McGee is referring to the time it took for officers to enter campus and contact the shooter. Bush said there is typically limited staff and the first officer on the scene must wait for additional units before entering the area.
"One officer can't just rush in because he becomes part of the problem," Bush said. "He'll call for additional units, emergency personnel and coordinate with the CHP and check to see if a helicopter is available."
As the CHP helicopter circled over-head, pilots tracked the shooter's movement and provided a body count for officers.
"It's an excellent tool to have," Bush said.
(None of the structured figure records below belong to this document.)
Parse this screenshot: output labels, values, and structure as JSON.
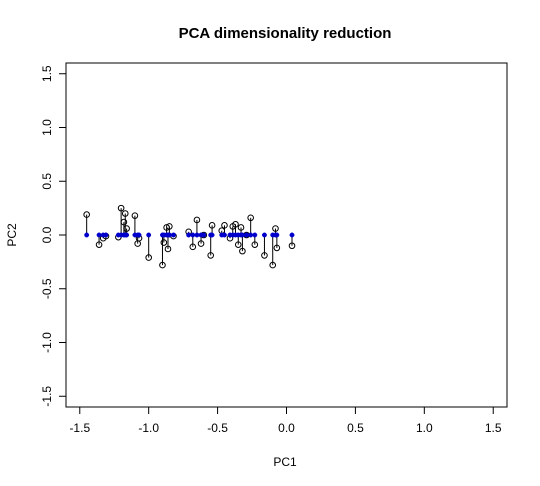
{
  "chart_data": {
    "type": "scatter",
    "title": "PCA dimensionality reduction",
    "xlabel": "PC1",
    "ylabel": "PC2",
    "xlim": [
      -1.6,
      1.6
    ],
    "ylim": [
      -1.6,
      1.6
    ],
    "x_ticks": [
      "-1.5",
      "-1.0",
      "-0.5",
      "0.0",
      "0.5",
      "1.0",
      "1.5"
    ],
    "y_ticks": [
      "-1.5",
      "-1.0",
      "-0.5",
      "0.0",
      "0.5",
      "1.0",
      "1.5"
    ],
    "grid": false,
    "colors": {
      "projected": "#0000cc",
      "original": "#000000",
      "segment": "#000000"
    },
    "series": [
      {
        "values_x": [
          -1.45,
          -1.36,
          -1.33,
          -1.31,
          -1.22,
          -1.2,
          -1.18,
          -1.17,
          -1.16,
          -1.1,
          -1.08,
          -1.07,
          -1.0,
          -0.9,
          -0.89,
          -0.87,
          -0.86,
          -0.85,
          -0.82,
          -0.71,
          -0.68,
          -0.65,
          -0.62,
          -0.6,
          -0.55,
          -0.54,
          -0.47,
          -0.45,
          -0.41,
          -0.39,
          -0.37,
          -0.35,
          -0.33,
          -0.32,
          -0.29,
          -0.26,
          -0.23,
          -0.16,
          -0.1,
          -0.08,
          -0.07,
          0.04
        ],
        "original_y": [
          0.19,
          -0.09,
          -0.03,
          -0.01,
          -0.02,
          0.25,
          0.12,
          0.2,
          0.06,
          0.18,
          -0.08,
          -0.03,
          -0.21,
          -0.28,
          -0.07,
          0.07,
          -0.13,
          0.08,
          -0.01,
          0.03,
          -0.11,
          0.14,
          -0.08,
          0.0,
          -0.19,
          0.09,
          0.04,
          0.09,
          -0.03,
          0.08,
          0.1,
          -0.09,
          0.07,
          -0.15,
          0.0,
          0.16,
          -0.09,
          -0.19,
          -0.28,
          0.06,
          -0.12,
          -0.1
        ],
        "projected_y": 0
      }
    ]
  }
}
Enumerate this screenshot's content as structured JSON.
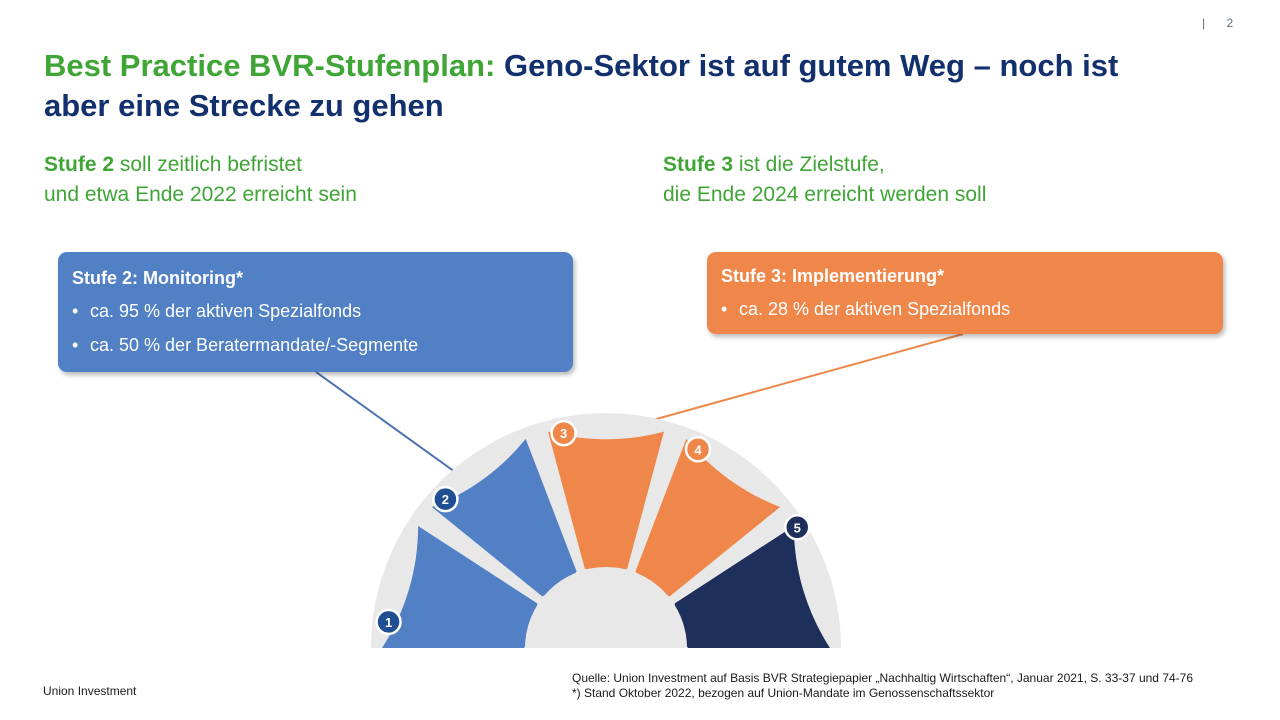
{
  "page": {
    "number": "2",
    "separator": "|"
  },
  "title": {
    "part_green": "Best Practice BVR-Stufenplan:",
    "part_blue": "Geno-Sektor ist auf gutem Weg – noch ist aber eine Strecke zu gehen"
  },
  "left_note": {
    "bold": "Stufe 2",
    "line1_rest": " soll zeitlich befristet",
    "line2": "und etwa Ende 2022 erreicht sein"
  },
  "right_note": {
    "bold": "Stufe 3",
    "line1_rest": " ist die Zielstufe,",
    "line2": "die Ende 2024 erreicht werden soll"
  },
  "box_monitoring": {
    "heading": "Stufe 2: Monitoring*",
    "bullets": [
      "ca. 95 % der aktiven Spezialfonds",
      "ca. 50 % der Beratermandate/-Segmente"
    ]
  },
  "box_implementierung": {
    "heading": "Stufe 3: Implementierung*",
    "bullets": [
      "ca. 28 % der aktiven Spezialfonds"
    ]
  },
  "gauge": {
    "segments": [
      {
        "label": "1",
        "color": "#5180c4",
        "badge": "#1f4e92"
      },
      {
        "label": "2",
        "color": "#5180c4",
        "badge": "#1f4e92"
      },
      {
        "label": "3",
        "color": "#f0874a",
        "badge": "#f0874a"
      },
      {
        "label": "4",
        "color": "#f0874a",
        "badge": "#f0874a"
      },
      {
        "label": "5",
        "color": "#1f2f5c",
        "badge": "#1f2f5c"
      }
    ],
    "track_color": "#e8e8e8"
  },
  "colors": {
    "green": "#3fa535",
    "navy": "#12306e",
    "blue": "#5180c4",
    "orange": "#f0874a",
    "dark_navy": "#1f2f5c"
  },
  "footer": {
    "brand": "Union Investment",
    "source_line1": "Quelle: Union Investment auf Basis BVR Strategiepapier „Nachhaltig Wirtschaften“, Januar 2021, S. 33-37 und 74-76",
    "source_line2": "*) Stand Oktober 2022, bezogen auf Union-Mandate  im Genossenschaftssektor"
  }
}
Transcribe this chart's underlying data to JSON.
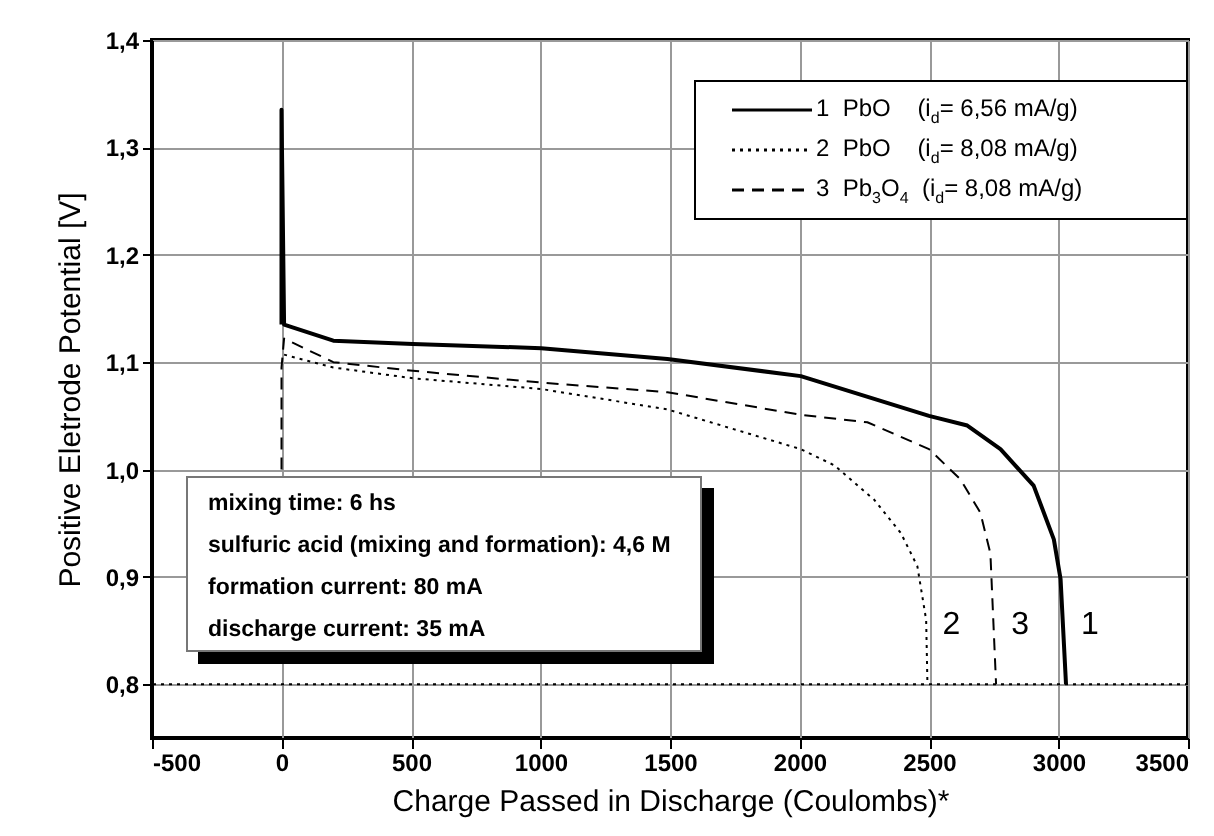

The drill is also a learning opportunity for school sites. Emergency procedures are defined in school manuals and vary according to the situation. When an emergency calls for a lock-down of classrooms, teachers use communication devises in their rooms to provide a count of students in their classes to a central communication center (CCC) located on site. They must also alert the CCC if a student is missing or if there is an extra student in their class. Teachers are trained to provide signals that only police officers and school administrators can read.
Superintendent Renee Whitson said classes stay locked down until they hear a bell signal.
"What's most important is the lockdown response time," Whitson said. "It is critical to child and staff safety."
Whitson also said that the drill is not just training for the school but for the community as well.
"It is important for parents to stay out of the area," she said. "They are to report to the school's evacuation area, which for Wilson is the Exeter Church of God."
Each of the schools has a separate evacuation area. The evacuation area for Lincoln Elementary is the Exeter Boys and Girls Club. At Rocky Hill, children are evacuated to the Exeter Memorial Building or the Church of Latter Day Saints. At EUHS, the evacuation site is the football stadium or Exeter Memorial Building and at Kaweah, students are evacuated to the Exeter Memorial Building. The evacuation site will have contact with the school site and information for parents.
"This is the perfect opportunity for training," Whitson said. "If we don't have the opportunity to do this training we won't be able to find out the glitches."
A debriefing on the drill was held Monday, Oct. 18, after press-time, however Bush said he thought the drill was beneficial.
"Overall it went well," he said. "There are things we will talk about and tactical things that the police department can improve on. But we didn't expect it to go perfectly."
Bush said no scenario is black and white and procedures will always need modifications.
"Sometimes you have to skip a step, then go back and improvise," he said.